Michelle Hanlon of MIT and Jeffrey L. Hoopes of the University of Michigan found a similar trend in a paper they co-authored this year. They noted “a statistically and economically significant surge in the number of special dividends near the end of 2010,” furthermore, the spike was “concentrated in companies with relatively high ownership by insiders.”
Research done well before the planned expiration of the Bush tax cuts finds a similar relationship. Francisco Pérez-González, a finance professor at Stanford’s Graduate School of Business, wrote in his 2003 dissertation (PDF) that “dividends respond to the tax preferences of large shareholders.” As the difference between taxation on dividends and capital gains decreases, companies that have an individual as the largest shareholder are more likely to pay out dividends.

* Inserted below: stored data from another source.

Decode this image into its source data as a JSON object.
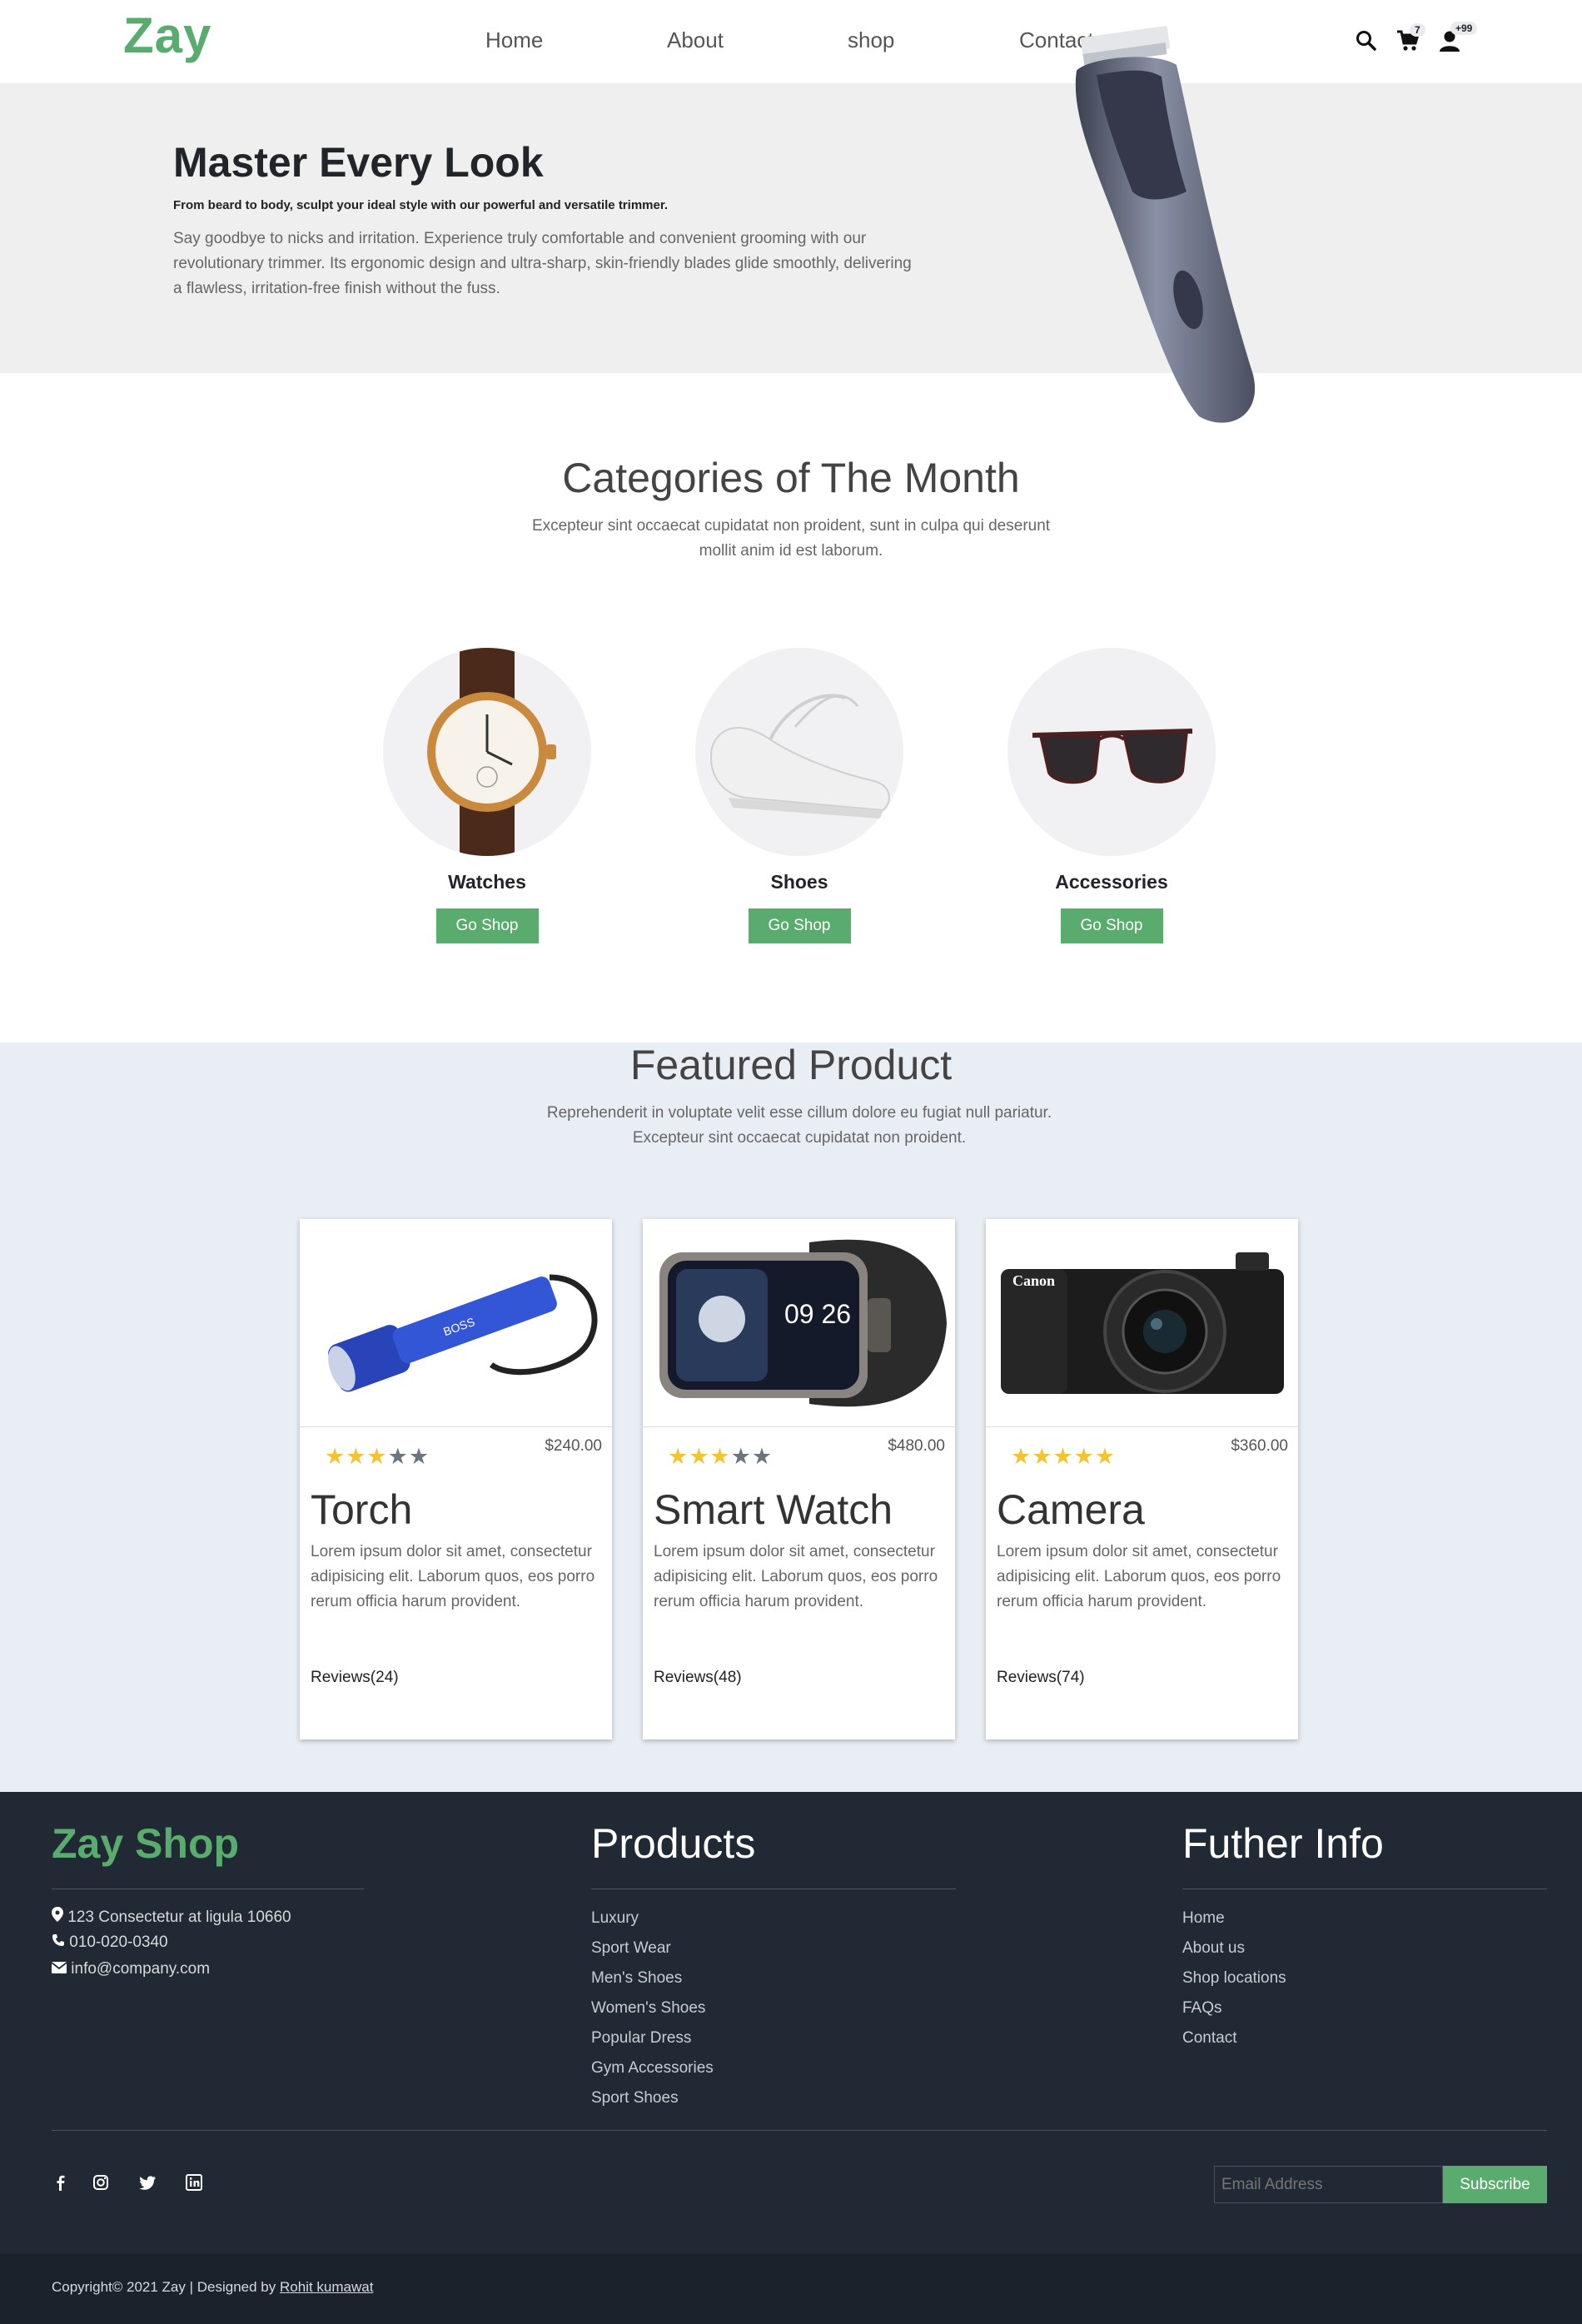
{
  "nav": {
    "logo": "Zay",
    "links": [
      "Home",
      "About",
      "shop",
      "Contact"
    ],
    "cart_badge": "7",
    "user_badge": "+99"
  },
  "hero": {
    "title": "Master Every Look",
    "subtitle": "From beard to body, sculpt your ideal style with our powerful and versatile trimmer.",
    "text": "Say goodbye to nicks and irritation. Experience truly comfortable and convenient grooming with our revolutionary trimmer. Its ergonomic design and ultra-sharp, skin-friendly blades glide smoothly, delivering a flawless, irritation-free finish without the fuss."
  },
  "categories": {
    "title": "Categories of The Month",
    "subtitle": "Excepteur sint occaecat cupidatat non proident, sunt in culpa qui deserunt mollit anim id est laborum.",
    "items": [
      {
        "name": "Watches",
        "button": "Go Shop"
      },
      {
        "name": "Shoes",
        "button": "Go Shop"
      },
      {
        "name": "Accessories",
        "button": "Go Shop"
      }
    ]
  },
  "featured": {
    "title": "Featured Product",
    "subtitle": "Reprehenderit in voluptate velit esse cillum dolore eu fugiat null pariatur. Excepteur sint occaecat cupidatat non proident.",
    "products": [
      {
        "name": "Torch",
        "price": "$240.00",
        "rating": 3,
        "desc": "Lorem ipsum dolor sit amet, consectetur adipisicing elit. Laborum quos, eos porro rerum officia harum provident.",
        "reviews": "Reviews(24)",
        "image_text": "BOSS"
      },
      {
        "name": "Smart Watch",
        "price": "$480.00",
        "rating": 3,
        "desc": "Lorem ipsum dolor sit amet, consectetur adipisicing elit. Laborum quos, eos porro rerum officia harum provident.",
        "reviews": "Reviews(48)",
        "image_text": "09 26"
      },
      {
        "name": "Camera",
        "price": "$360.00",
        "rating": 5,
        "desc": "Lorem ipsum dolor sit amet, consectetur adipisicing elit. Laborum quos, eos porro rerum officia harum provident.",
        "reviews": "Reviews(74)",
        "image_text": "Canon"
      }
    ]
  },
  "footer": {
    "brand": "Zay Shop",
    "address": "123 Consectetur at ligula 10660",
    "phone": "010-020-0340",
    "email": "info@company.com",
    "products_title": "Products",
    "products": [
      "Luxury",
      "Sport Wear",
      "Men's Shoes",
      "Women's Shoes",
      "Popular Dress",
      "Gym Accessories",
      "Sport Shoes"
    ],
    "info_title": "Futher Info",
    "info": [
      "Home",
      "About us",
      "Shop locations",
      "FAQs",
      "Contact"
    ],
    "email_placeholder": "Email Address",
    "subscribe": "Subscribe",
    "copyright": "Copyright© 2021 Zay | Designed by",
    "designer": "Rohit kumawat"
  },
  "colors": {
    "brand": "#59ab6e",
    "footer_bg": "#212934",
    "featured_bg": "#e9eef5"
  }
}
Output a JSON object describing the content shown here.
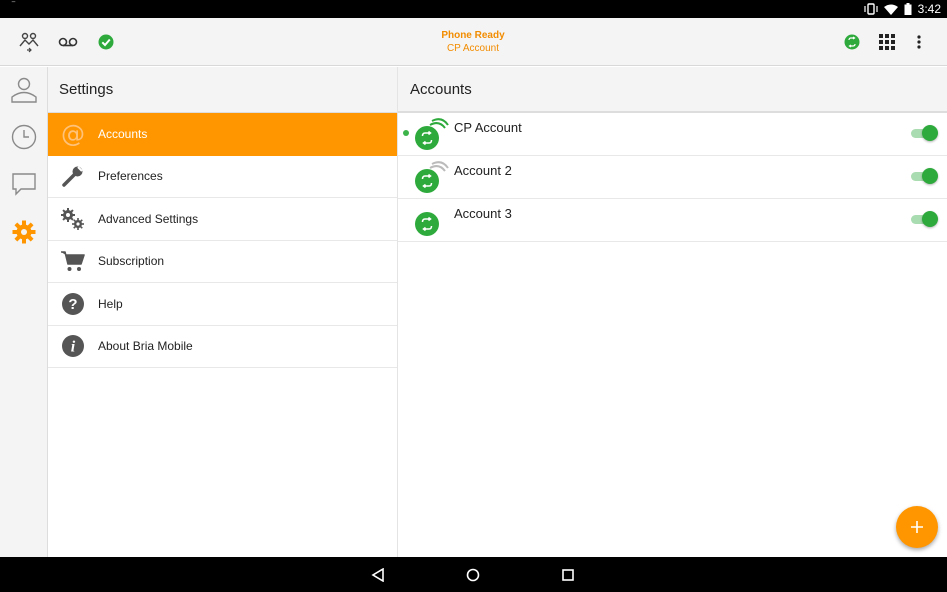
{
  "status_bar": {
    "time": "3:42"
  },
  "toolbar": {
    "status_title": "Phone Ready",
    "status_subtitle": "CP Account",
    "icons": [
      "contacts-transfer-icon",
      "voicemail-icon",
      "ready-check-icon",
      "account-status-icon",
      "dialpad-icon",
      "overflow-menu-icon"
    ]
  },
  "nav": {
    "items": [
      "contacts",
      "history",
      "messages",
      "settings"
    ],
    "active": "settings",
    "active_color": "#ff9600"
  },
  "settings": {
    "title": "Settings",
    "items": [
      {
        "label": "Accounts",
        "icon": "at-icon",
        "active": true
      },
      {
        "label": "Preferences",
        "icon": "wrench-icon"
      },
      {
        "label": "Advanced Settings",
        "icon": "gears-icon"
      },
      {
        "label": "Subscription",
        "icon": "cart-icon"
      },
      {
        "label": "Help",
        "icon": "help-icon"
      },
      {
        "label": "About Bria Mobile",
        "icon": "info-icon"
      }
    ]
  },
  "accounts": {
    "title": "Accounts",
    "items": [
      {
        "name": "CP Account",
        "enabled": true,
        "default": true
      },
      {
        "name": "Account 2",
        "enabled": true
      },
      {
        "name": "Account 3",
        "enabled": true
      }
    ]
  },
  "colors": {
    "accent": "#ff9600",
    "green": "#2eaa3c"
  }
}
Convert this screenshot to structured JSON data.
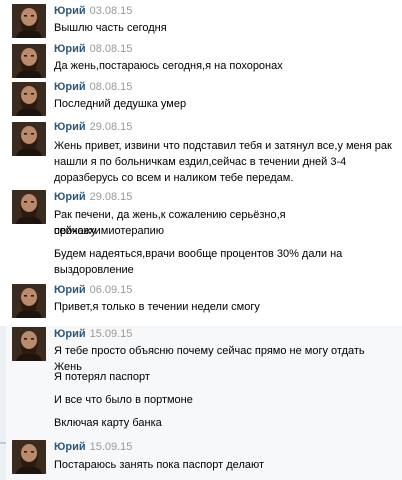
{
  "sender": "Юрий",
  "messages": [
    {
      "date": "03.08.15",
      "lines": [
        "Вышлю часть сегодня"
      ]
    },
    {
      "date": "08.08.15",
      "lines": [
        "Да жень,постараюсь сегодня,я на похоронах"
      ]
    },
    {
      "date": "08.08.15",
      "lines": [
        "Последний дедушка умер"
      ]
    },
    {
      "date": "29.08.15",
      "lines": [
        "Жень привет, извини что подставил тебя и затянул все,у меня рак",
        "нашли я по больничкам ездил,сейчас в течении дней 3-4",
        "доразберусь со всем и наликом тебе передам."
      ]
    },
    {
      "date": "29.08.15",
      "lines": [
        "Рак печени, да жень,к сожалению серьёзно,я сейчасхимиотерапию",
        "прохожу",
        "Будем надеяться,врачи вообще процентов 30% дали на",
        "выздоровление"
      ]
    },
    {
      "date": "06.09.15",
      "lines": [
        "Привет,я только в течении недели смогу"
      ]
    },
    {
      "date": "15.09.15",
      "lines": [
        "Я тебе просто объясню почему сейчас прямо не могу отдать Жень",
        "Я потерял паспорт",
        "И все что было в портмоне",
        "Включая карту банка"
      ]
    },
    {
      "date": "15.09.15",
      "lines": [
        "Постараюсь занять пока паспорт делают"
      ]
    }
  ]
}
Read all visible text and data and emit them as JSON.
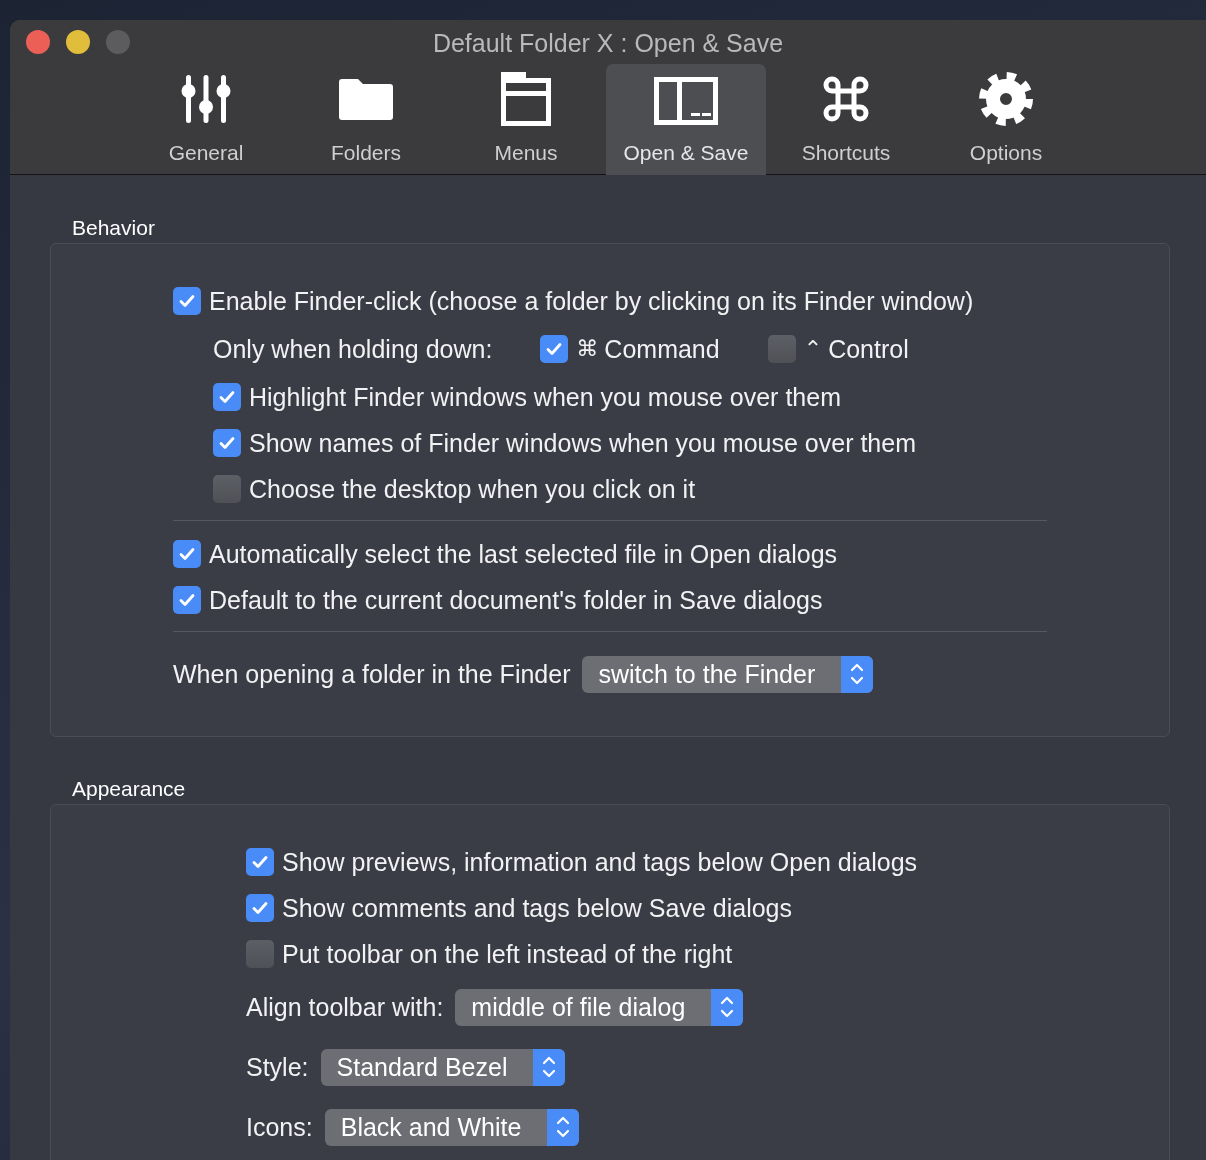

Pérez-González found that while firms with large insider holdings generally pay out less in dividends, “firms with individual large shareholders increased dividend payouts in the late 1980s and reduced them after 1993,” in accordance with the individual tax treatment of dividend payouts. Between 1988 and 1992, the top marginal income rate (which applied to dividends) was either 28 and 31 percent while the top capital gains rate was 28 percent. During those years, dividend payouts for companies where the largest shareholder was an individual increased 12 percent, while there was “no evidence of such an increase for firms with nonindividual large shareholders.” Subsequent research found precisely this effect after the Bush tax cuts (PDF), which brought dividend and capital gains rate more in line with each other. In an email, Pérez-González said that what we are seeing now is “precisely the same effect: [insider shareholders] have the incentives and the power to influence payout policies.”
Markit describes insider holdings as “the key variable in projecting special dividends in this unique tax environment” and notes that the average insider holdings in companies that declared a special dividend in the fourth quarter of 2010 were 30 percent. According to Markit the average insider stock ownership of companies that have declared a special dividend since the election is 27 percent.